Auch das Bedienpanel hat ein Upgrade bekommen. Von Version 0.5 zu 0.6. Ich wollte noch drei Schalter mit sichtbarem Schalterzustand. Bei den Druckschaltern sieht man leider nicht, ob sie eingeschaltet sind oder nicht (z.B. für die Wasserpumpe). Auf Status-LEDs habe ich mich entschlossen zu verzichten zweckes „Lichtverschmutzung“.

Es sind jetzt Schalter für Beleuchtung, Kühlschrank (der selbst aber noch nicht angeschlossen ist), Wasserpumpe, Kompressor (für den Lufttank) und Aktivierung der Füllstandsanzeigen mit oder ohne Beleuchtung.

Die Füllstandssensoren wurden in dem Zuge auch verkabelt. Man kann sie auch dauerhaft aktiviert lassen, kostet aber ein paar Milliwatt.

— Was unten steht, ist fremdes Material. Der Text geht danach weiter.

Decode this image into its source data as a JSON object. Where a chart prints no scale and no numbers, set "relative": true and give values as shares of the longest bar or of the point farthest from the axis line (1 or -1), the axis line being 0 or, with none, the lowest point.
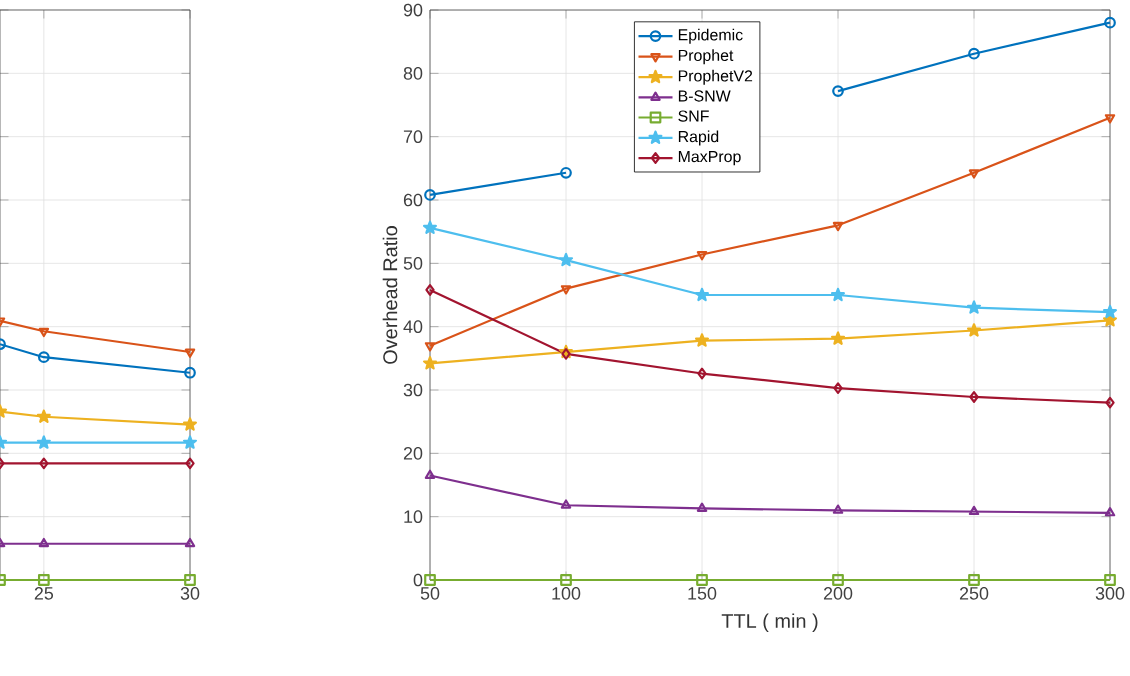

Die Beleuchtung ist nur ein Gimmick, die Anzeigen sind auch ohne sehr gut ablesbar.

06.01.2021

Die Woche war bisher kaum Zeit, etwas voranzukommen. Ich habe jetzt die Polsterbestellung final in die Wege geleitet. Als Bezugsstoff für die Sitzgruppe nehme ich doch den Microfaser in rot. Es soll ein sehr hochwertiger Stoff mit Teflon-Beschichtung als Fleckschutz sein. Und er fühlt sich einfach super an. Auf der Fahrerseite, meiner bevorzugten Sitzseite, werde ich ein sehr bequemes Eckstück bekommen, leider auch nicht ganz unaufwendig in der Herstellung. Auf der Beifahrerseite drei normale Rechteckschäume. Die Sitzpolster sollen im Februar dann fertig sein, die Matratze fürs Bett noch im Januar.

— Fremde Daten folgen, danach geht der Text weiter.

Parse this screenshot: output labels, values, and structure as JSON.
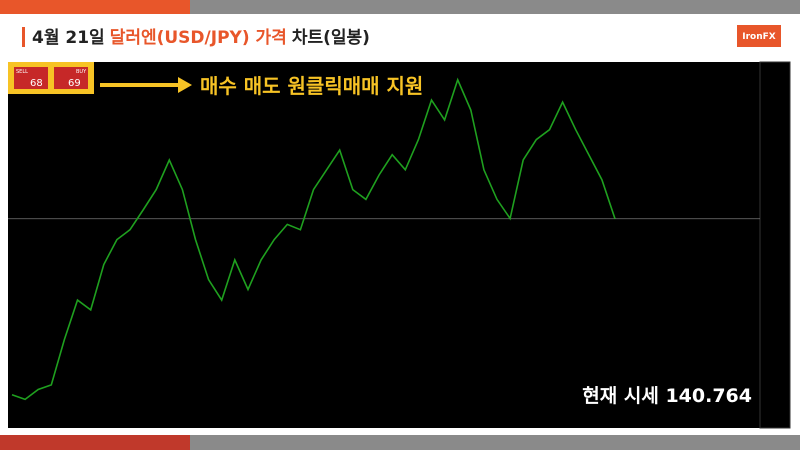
{
  "header": {
    "title_date": "4월 21일",
    "title_pair": "달러엔(USD/JPY) 가격",
    "title_suffix": "차트(일봉)",
    "logo": "IronFX"
  },
  "widget": {
    "sell_label": "SELL",
    "buy_label": "BUY",
    "sell_price": "68",
    "buy_price": "69"
  },
  "banner": "매수 매도 원클릭매매 지원",
  "current_price": "현재 시세 140.764",
  "chart_data": {
    "type": "line",
    "color": "#1fa01f",
    "values": [
      114.0,
      113.3,
      114.8,
      115.5,
      122.4,
      128.4,
      126.9,
      133.8,
      137.6,
      139.1,
      142.1,
      145.2,
      149.7,
      145.2,
      137.6,
      131.5,
      128.4,
      134.5,
      130.0,
      134.5,
      137.6,
      139.9,
      139.1,
      145.2,
      148.2,
      151.2,
      145.2,
      143.7,
      147.4,
      150.5,
      148.2,
      152.8,
      158.8,
      155.8,
      161.9,
      157.3,
      148.2,
      143.7,
      140.8,
      149.7,
      152.8,
      154.3,
      158.5,
      154.3,
      150.5,
      146.7,
      140.764
    ],
    "ylim": [
      109.4,
      164.6
    ]
  }
}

So nun ist aber doch was passiert, was mich nachdenken läßt. Am Sonntag, 3.1., ist meine Truma Dieselheizung plötzlich auf Fehler gengangen. W122H. Laut Foren ist es oft ein Problem, wenn die Heizung mit zu geringem Kabelquerschnitt angebunden ist und beim Glühen dann die Spannung wegbricht, so daß mit der Zeit der Glühstift verkokt. Aber bei einer quasi neuen Heizung? Außerdem habe ich sie ja extra mit 6mm² verkabelt und direkt auf der Hauptverteilerschiene angeschlossen.

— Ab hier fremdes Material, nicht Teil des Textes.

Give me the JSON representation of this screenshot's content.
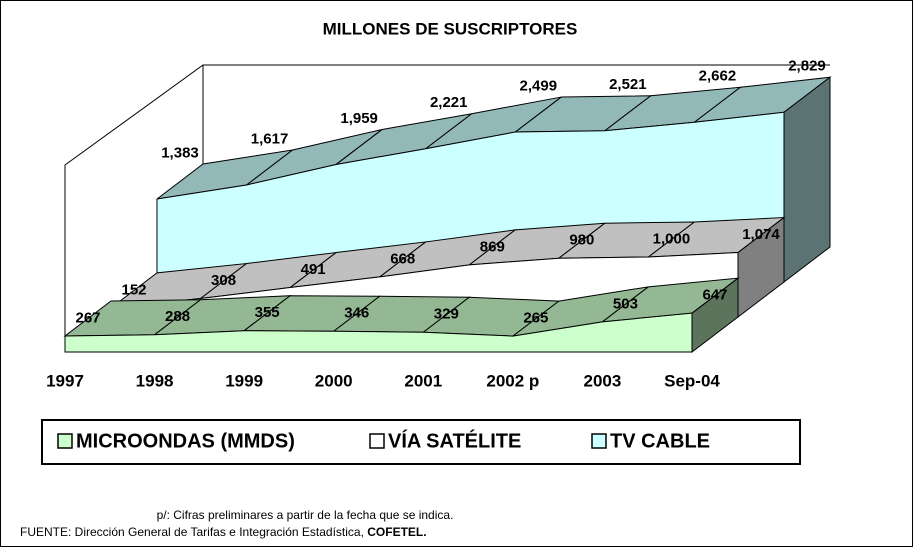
{
  "chart_data": {
    "type": "area3d",
    "title": "MILLONES DE SUSCRIPTORES",
    "categories": [
      "1997",
      "1998",
      "1999",
      "2000",
      "2001",
      "2002 p",
      "2003",
      "Sep-04"
    ],
    "series": [
      {
        "name": "MICROONDAS (MMDS)",
        "color": "#ccffcc",
        "values": [
          267,
          288,
          355,
          346,
          329,
          265,
          503,
          647
        ]
      },
      {
        "name": "VÍA SATÉLITE",
        "color": "#ffffff",
        "values": [
          152,
          308,
          491,
          668,
          869,
          980,
          1000,
          1074
        ],
        "value_labels": [
          "152",
          "308",
          "491",
          "668",
          "869",
          "980",
          "1,000",
          "1,074"
        ]
      },
      {
        "name": "TV CABLE",
        "color": "#ccffff",
        "values": [
          1383,
          1617,
          1959,
          2221,
          2499,
          2521,
          2662,
          2829
        ],
        "value_labels": [
          "1,383",
          "1,617",
          "1,959",
          "2,221",
          "2,499",
          "2,521",
          "2,662",
          "2,829"
        ]
      }
    ],
    "footnote": "p/: Cifras preliminares a partir de la fecha que se indica.",
    "source": "FUENTE: Dirección General de Tarifas e Integración Estadística, ",
    "source_bold": "COFETEL."
  }
}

Nach einem Reset lief sie kurz wieder an, dann wieder Fehler. Ok, W122H kann auch „kein Kraftstoff“ sein, also mal zur Tanke gefahren. Bei 60 Litern, die ich getankt habe, wären noch 33 Liter im Tank, da hätten die mir den Tankentnehmer aber ziemlich ungünstig montiert.

Nochmal Reset, Fehler. Die Dieselpumpe pumpte schon gar nicht mehr. Blinkcode klll lklk. Reset, Elektrofunktion getestet, die ging einwandfrei, aber bei Diesel gleich wieder Fehler. Habe dann noch Spannungen geprüft, auch am Abgang zur Dieselpumpe – die bekommt gar keinen Strom. Ja, damit war ich mit meinem Latein am Ende, habe am Montag den Truma Support angerufen und gleich für Mittwoch einen Technikertermin bekommen. Mit dem deutlichen Hinweis, daß bei Selbsteinbau auch oft Selbstverschulden im Spiel ist und das dann bezahlt werden müßte.

Am Mittwoch war dann auch der Techniker da, verschiedene Tests, Ausbau, Reparatur in seinem Fahrzeug, Wiedereinbau … 3 Stunden Arbeit, aber sie geht wieder. Der Glühstift war defekt. Bei einer neuen Heizung. Hatte ich einfach nur Pech? Die Aktion hätte regulär 484,05 plus Mehrwertsteuer gekostet, ist aber auf Garantie gegangen.

Den Stift habe ich gesehen, er hatte keine Verkrustungen, laut Techniker aber sah er aus wie einer, der ein Jahr in starkem Betrieb war. Und der Innenwiderstand war zu hoch.

So jetzt im Nachgang ist mir aufgefallen, daß da von Beginn an etwas faul gewesen sein muß. Trotz direkter Anbindung hat bei mir beim Glühen das Licht geflackert und es wurden ca. 20 Ampère gezogen.

Jetzt flackert nichts mehr und beim Glühen sind es ca. 12A.

Auf jeden Fall denke ich jetzt drüber nach, für eine größere Wintertour nochmal eine billige China-Heizung als Backup zu kaufen, gibts für deutlich unter 200 Euro mit eigenem Tank. Die könnte man dann in einer Kiste außerhalb betreiben oder in der Heckgarage und Warmluft von dort über den Ausströmer einleiten.